Cell lysates (100 μg samples) were separated by electrophoresis on a 4-12% SDS-polyacrylamide gel, and the proteins were electroblotted onto a nitrocellulose membrane. The membrane was probed with primary antibody for 1 hour at room temperature and then incubated with horseradish peroxidase-conjugated secondary antibody, which was detected with the chemiluminescence SuperSignal kit (Pierce).

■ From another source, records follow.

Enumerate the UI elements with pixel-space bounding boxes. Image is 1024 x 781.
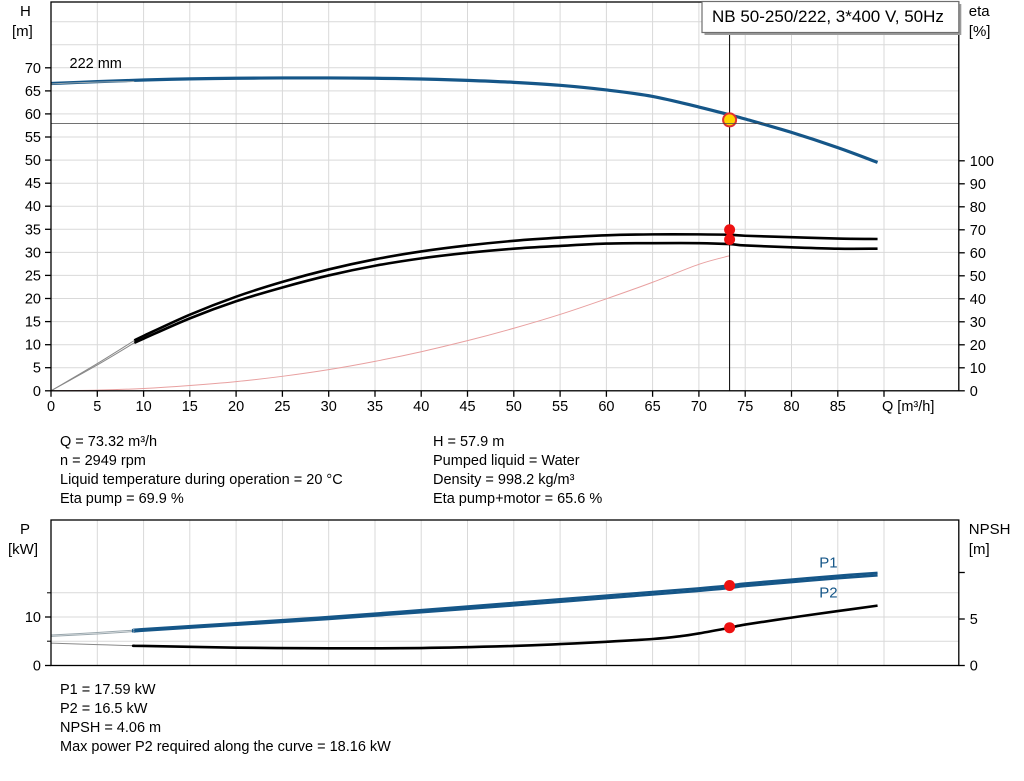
svg-text:10: 10 [25,610,41,626]
svg-text:10: 10 [970,361,986,377]
svg-text:[m]: [m] [969,541,990,558]
svg-text:55: 55 [552,399,568,415]
svg-text:P1: P1 [819,554,837,571]
svg-text:5: 5 [970,612,978,628]
svg-text:60: 60 [598,399,614,415]
svg-text:20: 20 [228,399,244,415]
svg-text:75: 75 [737,399,753,415]
svg-text:50: 50 [506,399,522,415]
svg-text:45: 45 [25,176,41,192]
svg-text:NPSH: NPSH [969,521,1011,538]
svg-text:85: 85 [830,399,846,415]
svg-text:0: 0 [970,659,978,675]
svg-text:40: 40 [413,399,429,415]
svg-text:45: 45 [459,399,475,415]
svg-text:Q [m³/h]: Q [m³/h] [882,399,934,415]
svg-text:70: 70 [970,223,986,239]
svg-text:[m]: [m] [12,23,33,40]
svg-text:20: 20 [970,338,986,354]
svg-text:25: 25 [274,399,290,415]
svg-text:65: 65 [25,84,41,100]
svg-text:P: P [20,521,30,538]
svg-text:25: 25 [25,268,41,284]
svg-text:20: 20 [25,292,41,308]
svg-text:35: 35 [25,222,41,238]
svg-text:40: 40 [970,292,986,308]
svg-text:100: 100 [970,154,994,170]
svg-text:60: 60 [25,107,41,123]
svg-text:70: 70 [25,61,41,77]
svg-text:55: 55 [25,130,41,146]
svg-text:eta: eta [969,3,991,20]
svg-text:50: 50 [25,153,41,169]
svg-text:15: 15 [25,315,41,331]
svg-text:65: 65 [645,399,661,415]
svg-text:60: 60 [970,246,986,262]
svg-text:P2: P2 [819,585,837,602]
svg-text:0: 0 [47,399,55,415]
svg-text:30: 30 [321,399,337,415]
svg-text:5: 5 [33,361,41,377]
svg-text:H: H [20,3,31,20]
svg-text:222 mm: 222 mm [70,56,122,72]
svg-text:15: 15 [182,399,198,415]
svg-text:10: 10 [136,399,152,415]
svg-text:NB 50-250/222, 3*400 V, 50Hz: NB 50-250/222, 3*400 V, 50Hz [712,7,944,26]
svg-text:[%]: [%] [969,23,991,40]
svg-text:10: 10 [25,338,41,354]
svg-text:70: 70 [691,399,707,415]
svg-text:50: 50 [970,269,986,285]
svg-text:40: 40 [25,199,41,215]
svg-text:5: 5 [93,399,101,415]
svg-text:90: 90 [970,177,986,193]
svg-text:[kW]: [kW] [8,541,38,558]
svg-text:80: 80 [970,200,986,216]
svg-text:0: 0 [33,384,41,400]
svg-text:0: 0 [970,384,978,400]
svg-text:30: 30 [970,315,986,331]
svg-text:80: 80 [783,399,799,415]
svg-text:30: 30 [25,245,41,261]
svg-text:0: 0 [33,659,41,675]
svg-text:35: 35 [367,399,383,415]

Total RNA was isolated from FACS-collected cells. First-strand cDNA was synthesized using SuperScript II RT (Invitrogen). Samples were analyzed in triplicate 25-μl reactions (300 nM each primer, 12.5 μl of Master mix) as adapted from the standard protocol provided in SYBR Green PCR Master Mix and RT-PCR Protocols provided by Applied Biosystems. Primers were purchased from Qiagen or Sigma. The default PCR protocol was used on an Applied Biosystems Prism 7000 Sequence Detection System. The mRNA level in each population was normalized to the level of β-actin RNA transcripts present in the same sample as described previously [41].

Data are expressed as means ± SEM. Data were analyzed by Student’s t test and were considered statistically significant if p < 0.05. The survival rates of the two groups were analyzed using a log-rank test.